The calculus of finite differences is a brilliant extension of the operational calculus to discrete quantities. The most important observation is that, given the shift operator

$$Ef(x):=f(x+h),$$

there is this remarkable exponential map, $E=\exp(hD)$, that connects the continuous and discrete worlds. This exponential map is simply a different way of writing the Taylor series expansion:

$$Ef(x)=\exp(hD)f(x)=\left(1+hD+\frac{(hD)^2}{2!}+\frac{(hD)^3}{3!}+\dots\right)f(x)$$

From here, a lot of the great things can happen. For example, if we want to derive a forward difference formula such as

$$f'(x)\approx \frac{f(x+h)-f(x)}{h},$$

we can define the forward difference operator

$$\Delta f(x):=f(x+h)-f(x)=(E-1)f(x)$$

and write down the relationship

$$\Delta+1=E=\exp(hD).$$

Then it follows naturally that

$$D=\frac{1}{h}\log(1+\Delta)=\frac{1}{h}\left(\Delta - \frac{\Delta^2}{2} + \frac{\Delta^3}{3} - \dots\right)$$

Truncating this series at the first term gives back the first-order difference formula $f’(x)\approx\frac{1}{h}\Delta f(x)$ as before; truncating at the second term gives the second-order formula

$$f'(x)\approx\frac{1}{h}(\Delta-\Delta^2/2)f(x)=\frac{1}{h}\left(-\frac{1}{2}f(x+2h)+2f(x+h)−\frac{3}{2}f(x)\right)$$

and so on.

The Euler-Maclaurin formula

Another striking application of such finite difference calculus is to derive the more advanced Euler-Maclaurin formula, which is in some sense a discrete version of the fundamental theorem of calculus.

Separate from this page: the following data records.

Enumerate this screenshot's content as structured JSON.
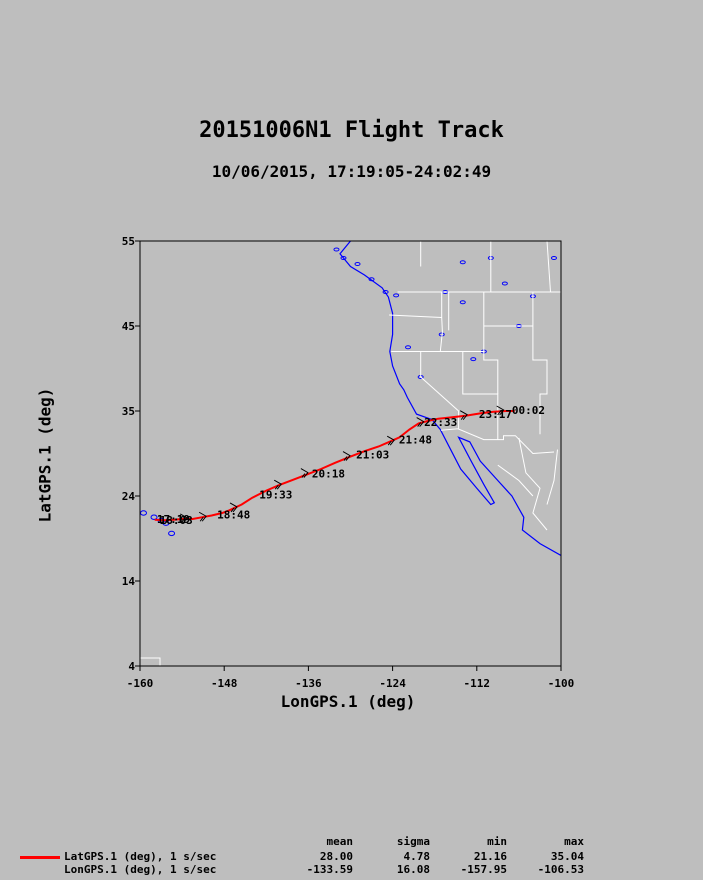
{
  "colors": {
    "background": "#bebebe",
    "track": "#ff0000",
    "coastline": "#0000ff",
    "borders": "#ffffff"
  },
  "chart_data": {
    "type": "line",
    "title": "20151006N1 Flight Track",
    "subtitle": "10/06/2015, 17:19:05-24:02:49",
    "xlabel": "LonGPS.1 (deg)",
    "ylabel": "LatGPS.1 (deg)",
    "xlim": [
      -160,
      -100
    ],
    "ylim": [
      4,
      55
    ],
    "xticks": [
      "-160",
      "-148",
      "-136",
      "-124",
      "-112",
      "-100"
    ],
    "yticks": [
      "4",
      "14",
      "24",
      "35",
      "45",
      "55"
    ],
    "grid": false,
    "series": [
      {
        "name": "LatGPS.1 (deg), 1 s/sec",
        "x": [
          -157.9,
          -156.5,
          -155.2,
          -154,
          -152.5,
          -151.2,
          -149.8,
          -148.3,
          -147.3,
          -145.5,
          -144,
          -142,
          -140.2,
          -138.2,
          -136.2,
          -134.2,
          -132.2,
          -130,
          -128,
          -126,
          -124.2,
          -123,
          -121.6,
          -120.3,
          -119,
          -117.5,
          -115.5,
          -113.5,
          -111.4,
          -109.6,
          -107.8,
          -106.6
        ],
        "y": [
          21.2,
          21.15,
          21.2,
          21.3,
          21.3,
          21.5,
          21.7,
          22.0,
          22.3,
          23.0,
          23.8,
          24.7,
          25.4,
          26.1,
          26.8,
          27.5,
          28.3,
          29.1,
          29.8,
          30.4,
          31.1,
          31.6,
          32.6,
          33.4,
          33.7,
          34.0,
          34.2,
          34.4,
          34.7,
          34.9,
          35.0,
          35.0
        ]
      }
    ],
    "time_labels": [
      {
        "text": "18:03",
        "lon": -157.2,
        "lat": 21.2
      },
      {
        "text": "17:19",
        "lon": -157.6,
        "lat": 21.3
      },
      {
        "text": "18:48",
        "lon": -149.0,
        "lat": 21.8
      },
      {
        "text": "19:33",
        "lon": -143.0,
        "lat": 24.2
      },
      {
        "text": "20:18",
        "lon": -135.5,
        "lat": 26.9
      },
      {
        "text": "21:03",
        "lon": -129.2,
        "lat": 29.4
      },
      {
        "text": "21:48",
        "lon": -123.1,
        "lat": 31.3
      },
      {
        "text": "22:33",
        "lon": -119.5,
        "lat": 33.6
      },
      {
        "text": "23:17",
        "lon": -111.7,
        "lat": 34.6
      },
      {
        "text": "00:02",
        "lon": -107.0,
        "lat": 35.1
      }
    ],
    "arrows": [
      {
        "lon": -153.7,
        "lat": 21.3,
        "dir": "up"
      },
      {
        "lon": -151.0,
        "lat": 21.5,
        "dir": "up"
      },
      {
        "lon": -146.6,
        "lat": 22.6,
        "dir": "up"
      },
      {
        "lon": -140.3,
        "lat": 25.4,
        "dir": "up"
      },
      {
        "lon": -136.5,
        "lat": 26.9,
        "dir": "up"
      },
      {
        "lon": -130.5,
        "lat": 29.1,
        "dir": "up"
      },
      {
        "lon": -124.2,
        "lat": 31.1,
        "dir": "up"
      },
      {
        "lon": -120.0,
        "lat": 33.5,
        "dir": "up"
      },
      {
        "lon": -113.8,
        "lat": 34.4,
        "dir": "up"
      },
      {
        "lon": -108.6,
        "lat": 35.0,
        "dir": "up"
      }
    ]
  },
  "stats": {
    "headers": {
      "mean": "mean",
      "sigma": "sigma",
      "min": "min",
      "max": "max"
    },
    "rows": [
      {
        "label": "LatGPS.1 (deg), 1 s/sec",
        "mean": "28.00",
        "sigma": "4.78",
        "min": "21.16",
        "max": "35.04"
      },
      {
        "label": "LonGPS.1 (deg), 1 s/sec",
        "mean": "-133.59",
        "sigma": "16.08",
        "min": "-157.95",
        "max": "-106.53"
      }
    ]
  }
}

As we have mentioned in the first part of this article, the fundamental theorem of calculus can be written in terms of operators as

$$D^{-1}f(x)=Jf(x)+C=\int_0^xf(t)\,dt+C$$

So we would like to know if we replace the differential operator $D$ with the difference operator $\Delta$, how would this relationship change? What is $\Delta^{-1}f(x)$?

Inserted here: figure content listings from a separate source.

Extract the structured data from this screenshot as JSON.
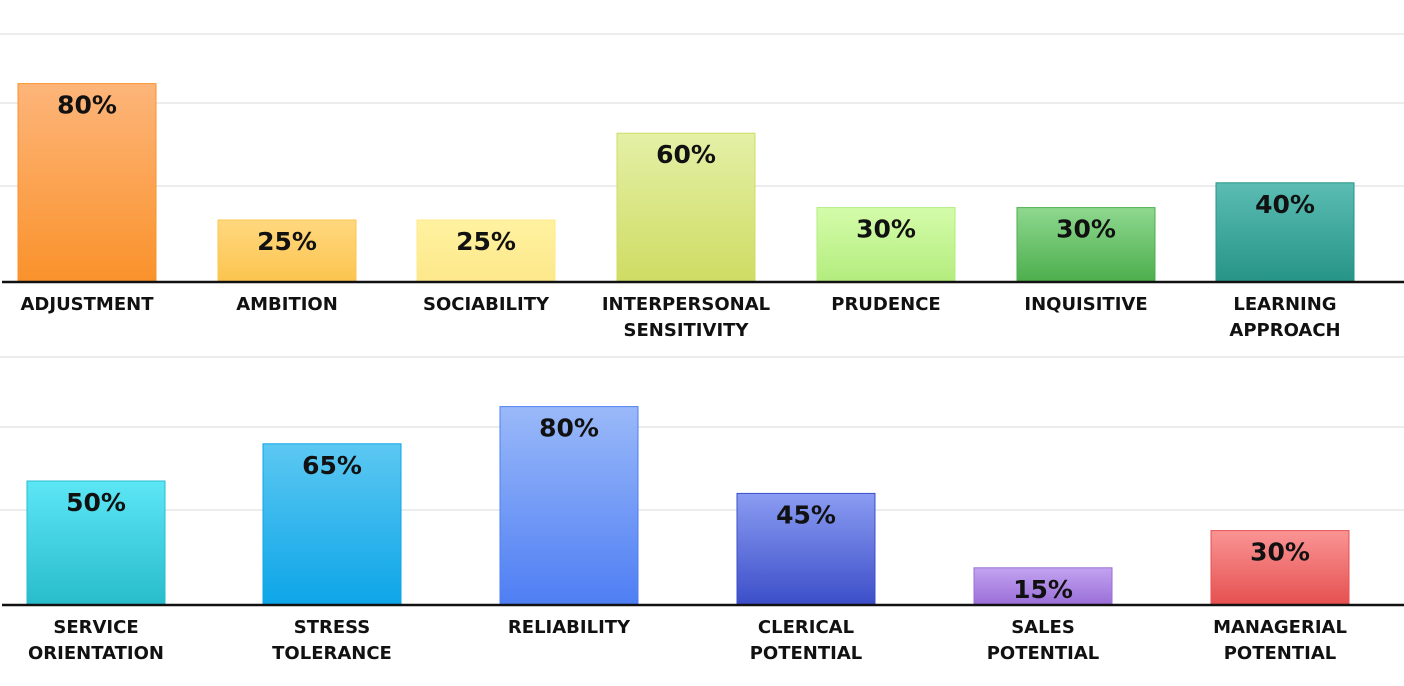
{
  "chart_data": [
    {
      "type": "bar",
      "categories": [
        [
          "ADJUSTMENT"
        ],
        [
          "AMBITION"
        ],
        [
          "SOCIABILITY"
        ],
        [
          "INTERPERSONAL",
          "SENSITIVITY"
        ],
        [
          "PRUDENCE"
        ],
        [
          "INQUISITIVE"
        ],
        [
          "LEARNING",
          "APPROACH"
        ]
      ],
      "values": [
        80,
        25,
        25,
        60,
        30,
        30,
        40
      ],
      "value_labels": [
        "80%",
        "25%",
        "25%",
        "60%",
        "30%",
        "30%",
        "40%"
      ],
      "ylim": [
        0,
        100
      ],
      "grid": true,
      "bar_colors": [
        [
          "#fdb57a",
          "#fa922b"
        ],
        [
          "#ffd87e",
          "#fcc44f"
        ],
        [
          "#fff2a0",
          "#fde88a"
        ],
        [
          "#e4f0a6",
          "#cfdc63"
        ],
        [
          "#d4fcaa",
          "#b3ec7d"
        ],
        [
          "#8ed88f",
          "#4cae4c"
        ],
        [
          "#5bbcb3",
          "#269487"
        ]
      ]
    },
    {
      "type": "bar",
      "categories": [
        [
          "SERVICE",
          "ORIENTATION"
        ],
        [
          "STRESS",
          "TOLERANCE"
        ],
        [
          "RELIABILITY"
        ],
        [
          "CLERICAL",
          "POTENTIAL"
        ],
        [
          "SALES",
          "POTENTIAL"
        ],
        [
          "MANAGERIAL",
          "POTENTIAL"
        ]
      ],
      "values": [
        50,
        65,
        80,
        45,
        15,
        30
      ],
      "value_labels": [
        "50%",
        "65%",
        "80%",
        "45%",
        "15%",
        "30%"
      ],
      "ylim": [
        0,
        100
      ],
      "grid": true,
      "bar_colors": [
        [
          "#5ce6f6",
          "#28bccb"
        ],
        [
          "#5cc8f2",
          "#0da5e8"
        ],
        [
          "#9ab9f9",
          "#4e7ef3"
        ],
        [
          "#8a9cf2",
          "#3c4ec8"
        ],
        [
          "#c2a3f0",
          "#9a6ed8"
        ],
        [
          "#fa9494",
          "#e65050"
        ]
      ]
    }
  ]
}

We have shown previously that $1+\Delta=\exp(hD)$, so it would be naturaly to write

$$\Delta^{-1}=\frac{1}{\exp(hD)-1}.$$

However, the above right-hand side corresponds to the function $1/(e^x-1)$ which is singular at the origin, so instead we write

$$\Delta^{-1}=\frac{hD}{\exp(hD)-1}(hD)^{-1}=\sum_{n=0}^{\infty}\frac{B_n}{n!}(hD)^{n}(hD)^{-1}.$$

Here we have used the fact that

$$\frac{x}{e^x-1}=\sum_{n=0}^{\infty}\frac{B_n}{n!}x^n$$

where $B_n$ are the Bernoulli numbers. Notice that with our notations, we have

$$(hD)^{-1}f(x)=\frac{1}{h}\int_0^xf(t)\,dt+C$$

and

$$(hD)^{n}(hD)^{-1}f(x)=h^{n-1}f^{(n-1)}(x)$$

therefore

$$\Delta^{-1}f(x)=\frac{1}{h}\int_0^xf(t)\,dt+C+\sum_{n=1}^{\infty}\frac{B_n}{n!}h^{n-1}f^{(n-1)}(x)$$

Now apply $\Delta$ on both sides, we have

$$f(x)=\frac{1}{h}\int_x^{x+h}f(t)\,dt+\sum_{n=1}^{\infty}\frac{B_n}{n!}h^{n-1}(f^{(n-1)}(x+h)-f^{(n-1)}(x))$$

This is one version of the Euler-Maclaurin formula. Finally, if we replace $x$ by $a,\;a+h,\;a+2h,\;\dots,\;a+(m-1)h$, one-by-one, and sum all the resulting formulae together, we get

$$\sum_{k=0}^{m-1}f(a+kh)=\frac{1}{h}\int_a^bf(t)\,dt+\sum_{n=1}^{\infty}\frac{B_n}{n!}h^{n-1}\left(f^{(n-1)}(b)-f^{(n-1)}(a)\right)$$

where $b:=a+mh$. So here we are, this gives us the usual form of the Euler-Maclaurin formula.